La morale è quindi quella di prenderci cura della nostra vita ponendo attenzione sugli aspetti importanti, ricordandoci quali sono le cose insostituibili e quali invece quelle “plastiche”, più versatili e in qualche modo intercambiabili.
La seconda morale, la cui forza se vogliamo è ancor maggiore perché a dirla è proprio il CEO di una multinazionale ai propri dipendenti, è che il lavoro non deve essere l’unica ragione di vita ma anzi deve essere inquadrato in un progetto di più ampio respiro, dove le vere colonne portanti sono gli affetti.
In qualche modo il suggerimento è quello di imparare a gestire il proprio tempo in modo corretto e riservare a se stessi una porzione di spazio adeguata.
Quando ho letto questa storia ci ho riflettuto molto, non foss’altro perché a conti fatti sono esattamente i principi nei quali credo di più, quelli su cui ho fondato tutta la mia carriera e le mie ambizioni professionali, personali ma anche e soprattutto di gruppo.
Perché credo così tanto in un approccio che tenga conto del “tempo” inteso come valore prezioso?
Perché ritengo sia realmente l’unico modello di business davvero sostenibile, mentre tutti gli altri sono destinati a implodere o ad esaurirsi nel giro di pochi cicli.
Abbiamo tutti assistito per esempio all’ascesa del modello anglosassone, della competitività e della “full-immersione Philosophy” degli imprenditori d’oltreoceano.

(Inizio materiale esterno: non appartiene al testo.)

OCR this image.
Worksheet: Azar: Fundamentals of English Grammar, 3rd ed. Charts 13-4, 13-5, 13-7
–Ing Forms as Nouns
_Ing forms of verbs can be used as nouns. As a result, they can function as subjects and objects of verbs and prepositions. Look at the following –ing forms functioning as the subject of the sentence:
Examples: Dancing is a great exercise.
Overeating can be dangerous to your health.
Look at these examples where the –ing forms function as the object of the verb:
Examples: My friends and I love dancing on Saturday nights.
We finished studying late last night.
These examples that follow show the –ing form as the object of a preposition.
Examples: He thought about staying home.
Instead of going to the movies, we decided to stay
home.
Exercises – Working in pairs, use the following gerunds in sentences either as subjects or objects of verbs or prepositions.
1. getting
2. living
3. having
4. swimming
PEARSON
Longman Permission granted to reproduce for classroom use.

Modello corroborato da una narrativa accattivante e cavalcata da film e libri che dipingono il lavoratore moderno come una specie di “macchina”, competitivo oltre ogni immaginazione e capace di sacrificare tutto il tempo a sua disposizione pur di raggiungere i propri obiettivi.
Un modello che, in media, raccoglie anche il favore del pubblico poiché, al netto degli estremi, viene comunque giudicato onorevole lavorare in misura maggiore dello standard. Cosa che di per sé potrebbe anche non essere sbagliata, ma che a conti fatti porta ad un unico risultato: l’insuccesso.
Per la mia esperienza infatti nella stragrande maggioranza dei casi il raggiungimento di un obiettivo lavorativo non è mai un problema di tempo, ma di organizzazione.
Le persone, gli imprenditori in particolare ma non solo (perché questo discorso vale anche per chi è dipendente), hanno un problema nella gestione qualitativa del proprio tempo in ufficio. Per sopperire a questa mancanza, puntano tutto sulla qualità.
Questo sforzo ha dei costi, ulteriori a quelli del mero dispendio di energie. Le giornate non smettono infatti di durare ventiquattro ore e quando si passa la maggior parte del proprio tempo in azienda, o comunque in attività legate ad essa, a farne la spesa sono la famiglia, gli amici, lo svago e, per vie traverse, la salute stessa (ricorda: non esiste nemico peggiore dello stress, per il tuo organismo).
Quando questo sacrifico supera poi una soglia accettabile di sopportazione, gli aspetti della vita che hai così a lungo “stressato” iniziano a rompersi. I rapporti famigliari diventano complicati, gli amici ti abbandonano, la tua mente non viene più nutrita a livello creativo perché non hai hobby o non ti concedi momenti di pausa, e non pensare che la tua pressione sanguigna sia felice dei tuoi strapazzi e della tua alimentazione rapida e poco nutriente.
Mi domando come può mai uno scenario del genere, restare in ambito professionale, favorire anche solo di poco il raggiungimento di un successo lavorativo. Semplicemente non è possibile e se accade non è destinato a durare, è costruito su un castello di carta, troppo precario e impreciso.
L’unica strada è la piena realizzazione di se stessi nell’accezione più pura, nella condivisione con i propri affetti e nell’equilibrio del cervello e dell’anima. Una distribuzione razionale del proprio tempo che non generi “ammanchi”, perché la coperta non è vero che è troppo corta, ma solo mal distribuita.
E soprattutto, mai come ora è importante ribadire che ogni traguardo non può che essere collettivo, mai personale. Perché più grande è la casa che stai progettando, più saranno le colonne di cui avrai bisogno per sorreggerla. Sempre.